- Written by: James Lee Richard Alan Simmons
- Directed by: Jerry Jameson
- Starring: Shirley Jones Stephen Boyd Lynn Carlin James Darren Farley Granger George Grizzard Ian McShane Pernell Roberts Dana Wynter
- Music by: Patrick Williams
- Country of origin: United States
- Original language: English

Production
- Executive producer: Ross Hunter
- Producer: Jacques Mapes
- Cinematography: Matthew F. Leonetti
- Editor: George W. Brooks
- Running time: 100 minutes
- Production companies: Paramount Television Ross Hunter Productions Inc.

Original release
- Network: NBC
- Release: October 27, 1975

= The Lives of Jenny Dolan =

The Lives of Jenny Dolan is a 1975 made-for-television drama film from producer Ross Hunter. It was Hunter's first work for TV.

It was the unsold pilot for a television series.

==Plot==
Jenny Dolan, a newspaper reporter, is jeopardized by her investigation of an assassination.

==Cast==
- Shirley Jones as Jenny Dolan
- Stephen Boyd as Joe Rossiter
- Lynn Carlin as Nancy Royce
- James Darren as Orlando
- Farley Granger as David Ames
- George Grizzard as Ralph Stantlow
- David Hedison as Dr. Wes Dolan
- Stephen McNally as Lt. Nesbitt
- Ian McShane as Saunders
- Pernell Roberts as Camera Shop Proprietor
- Percy Rodrigues as Dr. Mallen
- Collin Wilcox as Mrs. Owens
- Dana Wynter as Andrea Hardesty
- Alan Oppenheimer as Springfield

==Reception==
Synopsis from Modcinema:Looking like a million dollars in a series of fabulous outfits, Shirley Jones plays Jenny Dolan, an ex-investigative reporter.

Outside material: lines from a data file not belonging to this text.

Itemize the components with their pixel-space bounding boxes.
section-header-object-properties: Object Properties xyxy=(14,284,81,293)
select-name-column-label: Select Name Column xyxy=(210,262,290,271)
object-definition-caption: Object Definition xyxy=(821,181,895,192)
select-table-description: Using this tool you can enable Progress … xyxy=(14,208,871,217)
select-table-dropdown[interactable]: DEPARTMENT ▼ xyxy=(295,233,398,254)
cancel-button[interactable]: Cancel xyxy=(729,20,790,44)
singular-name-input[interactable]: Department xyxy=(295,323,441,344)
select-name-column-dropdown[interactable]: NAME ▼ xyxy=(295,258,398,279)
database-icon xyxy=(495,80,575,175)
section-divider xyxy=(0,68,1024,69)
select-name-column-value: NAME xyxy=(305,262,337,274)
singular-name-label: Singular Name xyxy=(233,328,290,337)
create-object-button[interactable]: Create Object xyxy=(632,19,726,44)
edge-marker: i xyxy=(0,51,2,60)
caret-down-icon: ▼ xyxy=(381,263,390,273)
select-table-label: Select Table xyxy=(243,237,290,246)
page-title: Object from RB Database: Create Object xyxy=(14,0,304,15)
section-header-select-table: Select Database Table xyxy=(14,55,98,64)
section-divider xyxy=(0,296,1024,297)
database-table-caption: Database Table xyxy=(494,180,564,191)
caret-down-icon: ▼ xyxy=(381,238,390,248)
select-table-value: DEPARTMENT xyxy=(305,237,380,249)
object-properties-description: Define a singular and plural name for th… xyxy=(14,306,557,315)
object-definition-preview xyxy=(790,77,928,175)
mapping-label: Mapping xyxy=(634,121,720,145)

The widow of a wealthy businessman, Jenny suspects her husband met with foul play, and returns to reporting to prove her theory. She uncovers a political assassination plot, but never does solve her husband's murder… because this made-for-TV movie was the pilot for an unsold series, in which Jenny would have spent each week trying to get at the truth. She also would have gone from one exotic foreign locale to another, with an expensive change of wardrobe for each occasion. It should come as no surprise that Lives of Jenny Dolan was the first TV project of famed "glamour film" producer Ross Hunter.